The request was rejected on Wednesday morning after Abdalla and her baby had flown more than 1,400 miles for the hearing.

Along with the private prison contractor that runs the facility, GEO Group, ICE had cited "security concerns" when refusing to allow Khalil to see his family.

"The facility's refusal contradicts ICE's own directives, including ICE Directive 11064.3, which affirms the importance of minimizing disruptions to family life and preserving parental rights," said the ACLU in a statement. "The Performance-Based National Detention Standards also explicitly encourage contact visits, especially where young children and long travel distances are involved."

Abdalla said she was "furious at the cruelty and inhumanity of this system that dares to call itself just."

"After flying over a thousand miles to Louisiana with our newborn son, his very first flight, all so his father could finally hold him in his arms, ICE has denied us even this most basic human right," said Abdalla. "This is not just heartless. It is deliberate violence, the calculated cruelty of a government that tears families apart without remorse. And I cannot ignore the echoes of this pain in the stories of Palestinian families, torn apart by Israeli military prisons and bombs, denied dignity, denied life. Our struggle is not isolated. This system is unjust, and we will fight until Mahmoud is home."

Abdalla, a U.S. citizen, was eight months pregnant when immigration agents accosted her and Khalil in March outside their apartment on Columbia's campus and took him away in an unmarked vehicle. He was informed that his green card had been revoked and was taken first to a detention center in New Jersey and then flown to Louisiana, where an immigration judge later ruled that the Trump administration's deportation case against him could go forward. That ruling was handed down despite Secretary of State Marco Rubio's admission that Khalil is not accused of breaking any laws and that he was targeted because his advocacy for Palestinian rights was seen as detrimental to U.S. foreign policy interests.

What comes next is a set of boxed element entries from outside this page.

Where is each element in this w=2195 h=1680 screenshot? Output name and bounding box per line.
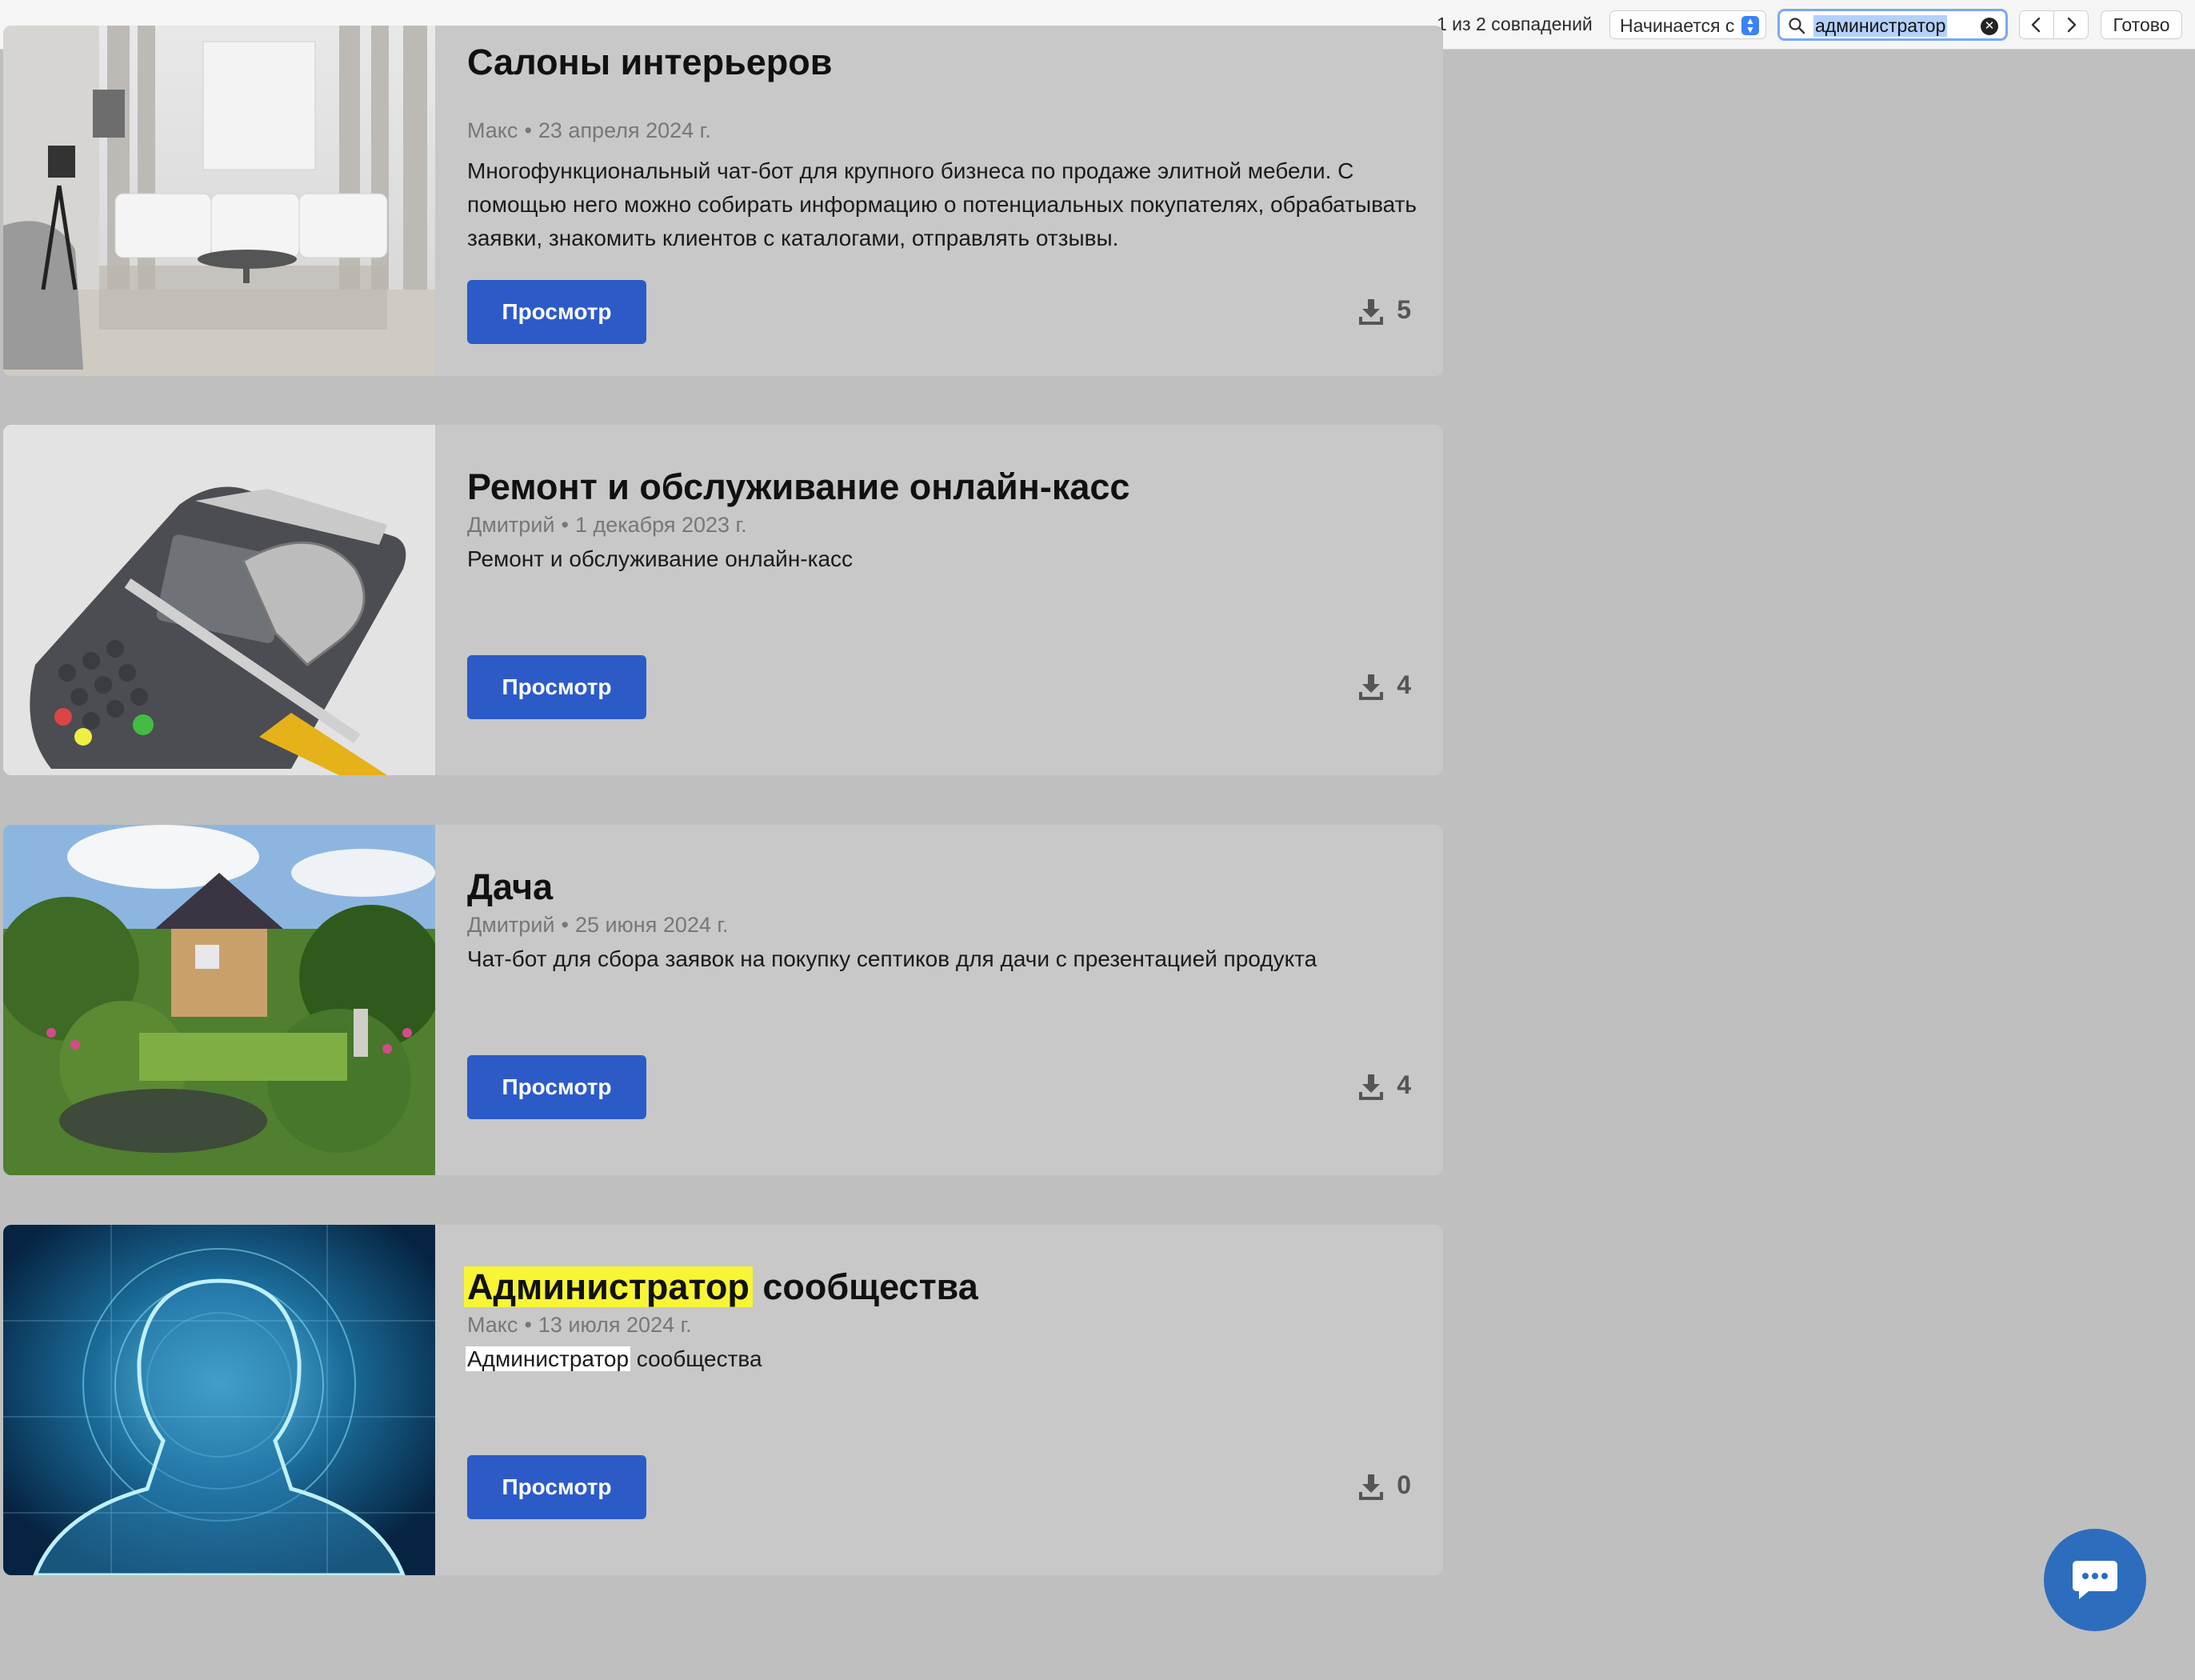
view-button[interactable]: Просмотр [467,1455,646,1519]
card-description: Администратор сообщества [466,1342,1427,1376]
card-meta: Дмитрий • 1 декабря 2023 г. [467,513,747,538]
chat-widget-button[interactable] [2044,1529,2146,1631]
meta-separator: • [524,118,532,142]
card-date: 1 декабря 2023 г. [574,513,747,537]
search-mode-select[interactable]: Начинается с ▲ ▼ [1609,10,1766,39]
card-title: Администратор сообщества [464,1266,978,1308]
match-count: 1 из 2 совпадений [1437,14,1593,34]
search-icon [1789,18,1805,34]
search-match-highlight: Администратор [464,1266,753,1307]
card-author: Макс [467,1313,518,1337]
meta-separator: • [524,1313,532,1337]
card-description: Ремонт и обслуживание онлайн-касс [467,546,854,571]
template-card: Салоны интерьеров Макс • 23 апреля 2024 г.… [3,26,1443,376]
previous-match-button[interactable] [2019,10,2054,39]
template-card: Ремонт и обслуживание онлайн-касс Дмитри… [3,425,1443,775]
interior-image [3,26,435,376]
find-search-field[interactable]: администратор ✕ [1777,9,2008,41]
chevron-left-icon [2031,17,2041,33]
card-description-rest: сообщества [630,1346,762,1371]
download-icon [1359,1474,1383,1500]
card-description: Многофункциональный чат-бот для крупного… [467,158,1417,250]
card-date: 13 июля 2024 г. [538,1313,692,1337]
meta-separator: • [561,913,569,937]
download-count-value: 4 [1397,1070,1411,1099]
find-search-input[interactable]: администратор [1813,15,1948,37]
template-card: Дача Дмитрий • 25 июня 2024 г. Чат-бот для… [3,825,1443,1175]
meta-separator: • [561,513,569,537]
card-meta: Макс • 23 апреля 2024 г. [467,118,711,143]
card-title: Дача [467,866,554,907]
done-button[interactable]: Готово [2101,10,2182,39]
download-icon [1359,1074,1383,1100]
card-title-rest: сообщества [752,1266,978,1307]
chevron-right-icon [2067,17,2077,33]
updown-chevron-icon: ▲ ▼ [1741,16,1759,35]
view-button[interactable]: Просмотр [467,1055,646,1119]
card-description: Чат-бот для сбора заявок на покупку септ… [467,946,1317,971]
card-author: Дмитрий [467,513,555,537]
view-button[interactable]: Просмотр [467,655,646,719]
download-count-value: 4 [1397,670,1411,699]
card-title: Ремонт и обслуживание онлайн-касс [467,466,1130,507]
card-date: 25 июня 2024 г. [574,913,729,937]
template-card: Администратор сообщества Макс • 13 июля 20… [3,1225,1443,1575]
download-count-value: 5 [1397,295,1411,324]
view-button[interactable]: Просмотр [467,280,646,344]
card-date: 23 апреля 2024 г. [538,118,711,142]
card-meta: Дмитрий • 25 июня 2024 г. [467,913,728,938]
download-count-value: 0 [1397,1470,1411,1499]
card-author: Дмитрий [467,913,555,937]
search-mode-label: Начинается с [1620,15,1735,36]
ai-head-image [3,1225,435,1575]
chat-bubble-icon [2073,1561,2117,1599]
next-match-button[interactable] [2053,10,2089,39]
download-icon [1359,299,1383,325]
card-author: Макс [467,118,518,142]
card-meta: Макс • 13 июля 2024 г. [467,1313,692,1338]
download-icon [1359,674,1383,700]
clear-icon[interactable]: ✕ [1981,18,1998,35]
dacha-garden-image [3,825,435,1175]
cash-register-repair-image [3,425,435,775]
card-title: Салоны интерьеров [467,42,833,82]
search-match-secondary: Администратор [466,1346,631,1371]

"The government chose to arrest and detain Mahmoud thousands of miles away in the Louisiana detention gulags to punish him for his support for Palestinian human rights, and is doubling down on their retaliatory punishment by denying him the most elementary human contact with his wife and child," said Baher Azmy, legal director of the Center for Constitutional Rights. "ICE leadership and elected officials must act to remedy this grotesque and unnecessary inhumanity for Mahmoud—and for all others."